Diverso parere – Dal laboratorio Sofri un vaccino antipace

Nel commentare a caldo, su Repubblica di lunedì 17 luglio (“Cari pacifisti sulla guerra vi sbagliate”), le esternazioni di Gino Strada sul regime afghano di Ahmed Hamid, tacciato di degno clone degli irriducibili e serialmente proliferanti taliban, Adriano Sofri, fingendo di concedere all’avversario la scelta delle armi, adotta un’inusitata postura professionale. Presi in prestito dallo Strada i panni e financo il camice del “buon chirurgo”, il nostro avanza impavido, bisturi in pugno. Ne consegue un accavallarsi di metafore l’una più gustosa e… sintomatica dell’altra.


Diciamocelo francamente: l’opinione diffusa secondo cui la salute dello psicosoma (inserito in apposito ecosistema) basterebbe a soddisfare la pressante domanda di benessere individuale e collettivo, ci ha da tempo assuefatti al processo di medicalizzazione a tappeto in atto.
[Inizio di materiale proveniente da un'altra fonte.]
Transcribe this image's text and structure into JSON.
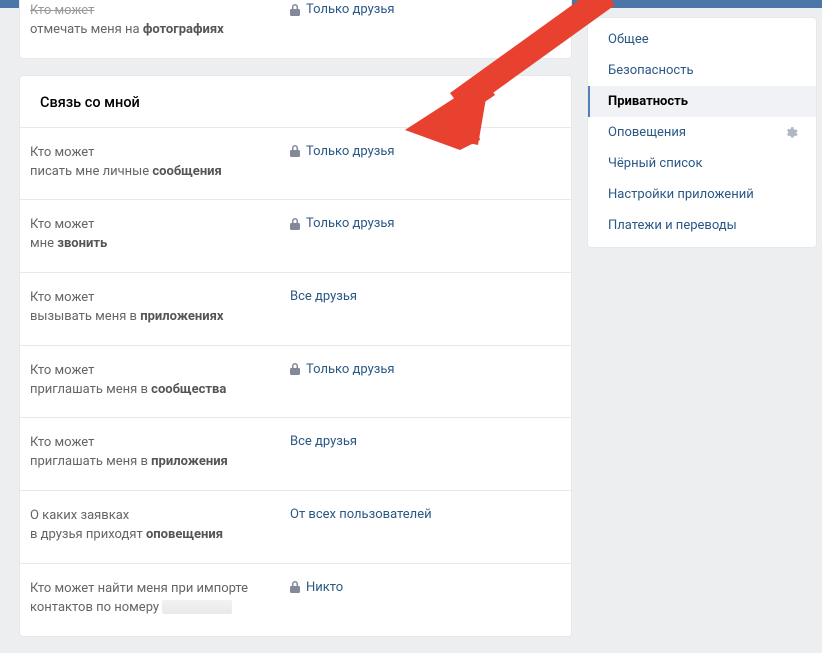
{
  "top_card": {
    "row0": {
      "label_line1": "Кто может",
      "label_line2_plain": "отмечать меня на ",
      "label_line2_bold": "фотографиях",
      "value": "Только друзья",
      "locked": true
    }
  },
  "contact_section": {
    "header": "Связь со мной",
    "rows": [
      {
        "l1": "Кто может",
        "l2p": "писать мне личные ",
        "l2b": "сообщения",
        "value": "Только друзья",
        "locked": true
      },
      {
        "l1": "Кто может",
        "l2p": "мне ",
        "l2b": "звонить",
        "value": "Только друзья",
        "locked": true
      },
      {
        "l1": "Кто может",
        "l2p": "вызывать меня в ",
        "l2b": "приложениях",
        "value": "Все друзья",
        "locked": false
      },
      {
        "l1": "Кто может",
        "l2p": "приглашать меня в ",
        "l2b": "сообщества",
        "value": "Только друзья",
        "locked": true
      },
      {
        "l1": "Кто может",
        "l2p": "приглашать меня в ",
        "l2b": "приложения",
        "value": "Все друзья",
        "locked": false
      },
      {
        "l1": "О каких заявках",
        "l2p": "в друзья приходят ",
        "l2b": "оповещения",
        "value": "От всех пользователей",
        "locked": false
      },
      {
        "l1": "Кто может найти меня при импорте",
        "l2p": "контактов по номеру ",
        "l2b": "",
        "value": "Никто",
        "locked": true,
        "censored": true
      }
    ]
  },
  "sidebar": {
    "items": [
      {
        "label": "Общее"
      },
      {
        "label": "Безопасность"
      },
      {
        "label": "Приватность"
      },
      {
        "label": "Оповещения"
      },
      {
        "label": "Чёрный список"
      },
      {
        "label": "Настройки приложений"
      },
      {
        "label": "Платежи и переводы"
      }
    ],
    "active_index": 2,
    "gear_index": 3
  },
  "colors": {
    "arrow": "#e8412f"
  }
}
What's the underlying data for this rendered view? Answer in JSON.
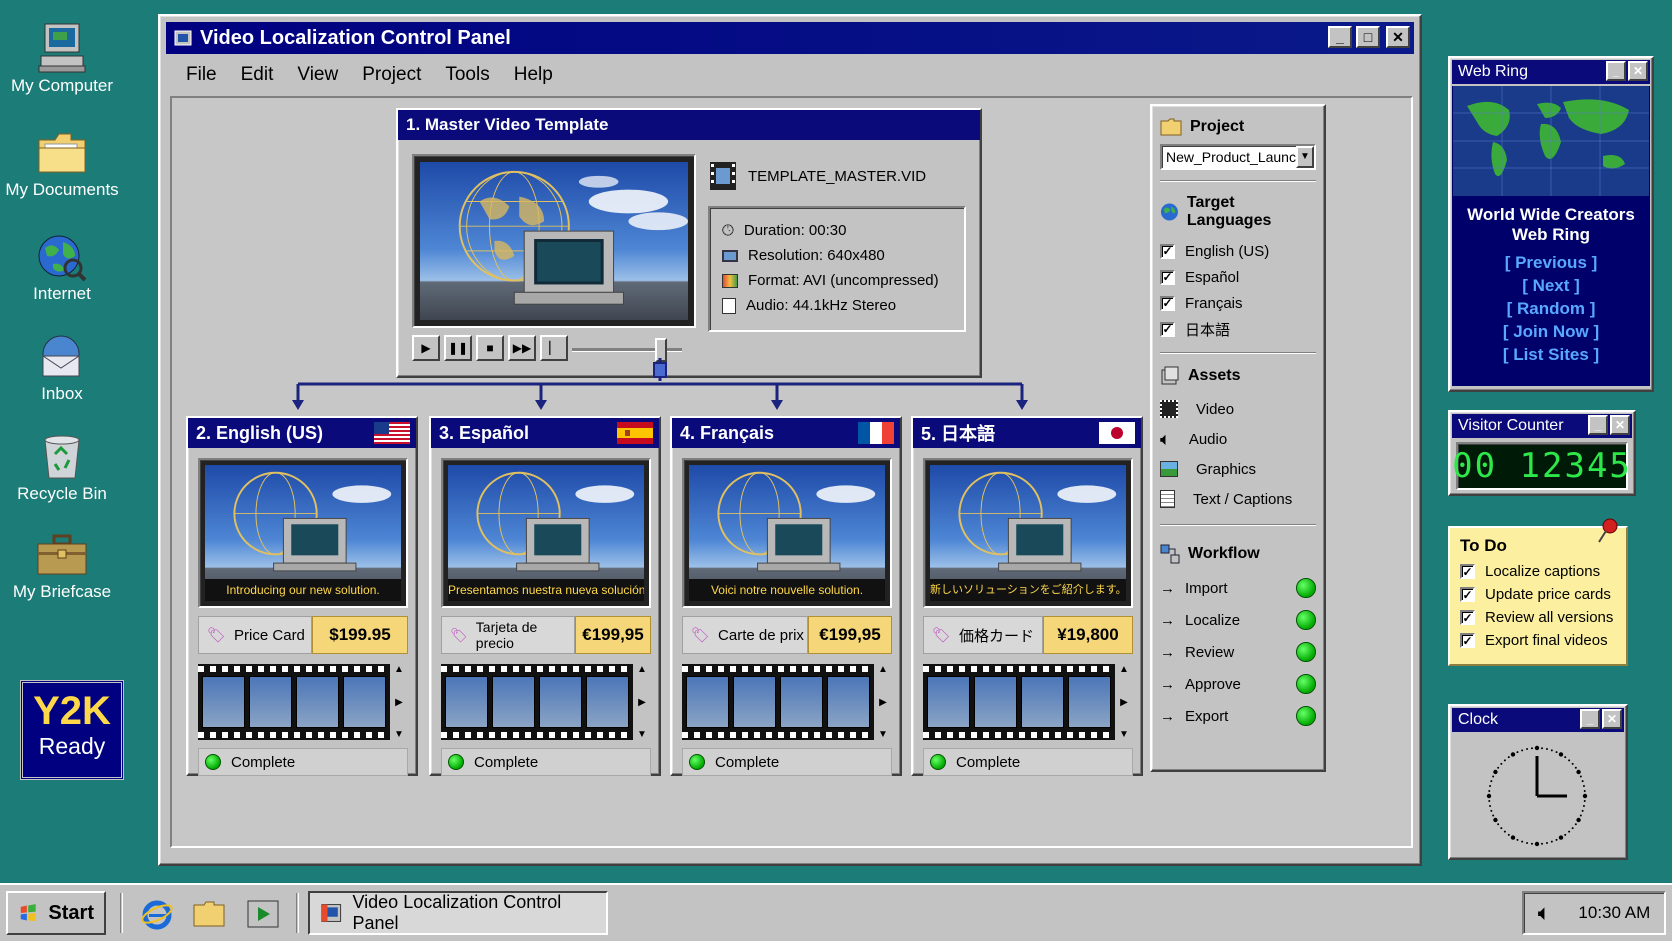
{
  "desktop": {
    "icons": [
      {
        "label": "My Computer",
        "icon": "computer-icon"
      },
      {
        "label": "My Documents",
        "icon": "folder-icon"
      },
      {
        "label": "Internet",
        "icon": "globe-icon"
      },
      {
        "label": "Inbox",
        "icon": "inbox-icon"
      },
      {
        "label": "Recycle Bin",
        "icon": "recycle-bin-icon"
      },
      {
        "label": "My Briefcase",
        "icon": "briefcase-icon"
      }
    ],
    "y2k": {
      "line1": "Y2K",
      "line2": "Ready"
    }
  },
  "window": {
    "title": "Video Localization Control Panel",
    "menu": [
      "File",
      "Edit",
      "View",
      "Project",
      "Tools",
      "Help"
    ]
  },
  "master": {
    "title": "1. Master Video Template",
    "filename": "TEMPLATE_MASTER.VID",
    "duration": "Duration:  00:30",
    "resolution": "Resolution:  640x480",
    "format": "Format:  AVI (uncompressed)",
    "audio": "Audio:  44.1kHz Stereo",
    "playback_position": 0.85
  },
  "languages": [
    {
      "title": "2. English (US)",
      "flag": "us-flag",
      "caption": "Introducing our new solution.",
      "price_label": "Price Card",
      "price": "$199.95",
      "status": "Complete"
    },
    {
      "title": "3. Español",
      "flag": "spain-flag",
      "caption": "Presentamos nuestra nueva solución.",
      "price_label": "Tarjeta de precio",
      "price": "€199,95",
      "status": "Complete"
    },
    {
      "title": "4. Français",
      "flag": "france-flag",
      "caption": "Voici notre nouvelle solution.",
      "price_label": "Carte de prix",
      "price": "€199,95",
      "status": "Complete"
    },
    {
      "title": "5. 日本語",
      "flag": "japan-flag",
      "caption": "新しいソリューションをご紹介します。",
      "price_label": "価格カード",
      "price": "¥19,800",
      "status": "Complete"
    }
  ],
  "sidebar": {
    "project": {
      "heading": "Project",
      "selected": "New_Product_Launch"
    },
    "target_languages": {
      "heading": "Target Languages",
      "items": [
        "English (US)",
        "Español",
        "Français",
        "日本語"
      ]
    },
    "assets": {
      "heading": "Assets",
      "items": [
        "Video",
        "Audio",
        "Graphics",
        "Text / Captions"
      ]
    },
    "workflow": {
      "heading": "Workflow",
      "items": [
        "Import",
        "Localize",
        "Review",
        "Approve",
        "Export"
      ]
    }
  },
  "webring": {
    "title": "Web Ring",
    "name_line1": "World Wide Creators",
    "name_line2": "Web Ring",
    "links": [
      "[ Previous ]",
      "[ Next ]",
      "[ Random ]",
      "[ Join Now ]",
      "[ List Sites ]"
    ]
  },
  "counter": {
    "title": "Visitor Counter",
    "value": "00 12345"
  },
  "todo": {
    "title": "To Do",
    "items": [
      "Localize captions",
      "Update price cards",
      "Review all versions",
      "Export final videos"
    ]
  },
  "clock": {
    "title": "Clock",
    "time_hours": 3,
    "time_minutes": 0
  },
  "taskbar": {
    "start": "Start",
    "task": "Video Localization Control Panel",
    "time": "10:30 AM"
  },
  "colors": {
    "desktop": "#1b7c78",
    "titlebar": "#000080",
    "price_bg": "#f5d77a",
    "complete": "#1fa01f"
  }
}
È forse un caso se, dalla prima guerra del Golfo in poi, non c’è campagna d’ingerenza preventiva che non ammannisca provvide “dosi” di “bombardamenti chirurgici” terapeuticamente mirati a “bonificare” il cosiddetto “male”? Avendo a sua volta preso gusto al gioco, Sofri promuove l’asetticità del rapporto medico-paziente a modello di strategia internazionale. Non pago d’osservare che taluni soffrono di malattie e ferite che esigono “medici e infermieri capaci e appassionati”, egli diagnostica acutamente che le persone soffrono altresì “dell’oppressione, della prepotenza”, nonché, si badi, “delle frustate per chi ride a gola piena”. In virtù di “un universale giuramento d’Ippocrate”, i “simili privileg iati” di tali vittime si ritrovano così arruolati e spinti dal nostro in prima fila, quali “medici senza frontiere” atti a trattare professionalmente il sopruso. Consapevole della fragilità della traslazione, il Sofri passa da questa neanche tanto tacita legittimazione della guerra “terapeutica” o “preventiva”, al versante altrettanto scivoloso del diritto internazionale, reclamando contro “il feticcio” dello stato-nazione ravvivato “dal pacifismo assolutista” (sic), nientemeno che “una legge, un tribunale e una polizia” risolutamente multinazionali.
Dalla medicina applicata al cosmopolitismo giuridico il passo, per quanto breve, risulta nondimeno, ancora una volta, ad alto rischio. La retorica sbandierata dei Diritti dell’uomo che fa del nemico un “imputato” da confinare in apposite zone di transito scevre, non si dice della proverbiale presunzione d’innocenza, ma di qualsivoglia legislazione, si scopre così parente prossima della biopolitica trionfante, avvezza a sublimare i conflitti in “trattamenti” allopatici od omeopatici, secondo i gusti. Tale immunizzazione massiccia dell’informazione, a ben guardare, non fa che rinverdire una pratica invalsa. In un passato remoto ma non troppo, punire esemplamente il colpevole, o più benevolmente allontanarlo, non equivaleva forse a “disinfettare” la città esorcizzando epidemie presunte o reali mediante un socializzatissimo salasso, eventualmente accessoriato d’apposita fumigazione sacrificale?
Restaurare il carattere di grandiosa, triviale oscenità delle guerre in corso (anche e soprattutto di quelle che pretendono alla legittimità più prettamente “difensiva”) significa, se non altro, rifiutare che l’annientamento dei corpi possa spacciarsi abusivamente per condizione indispensabile al perpetuarsi della vita. Elargire al conflitto armato un improbabile certificato (medico) di buona condotta risulta invece letale non tanto per le illusioni dell’angelismo pacifista paventato dall’amnesico censore, quanto per la leggibilità stessa in tempo reale, com’è ormai d’uso, degli eventi.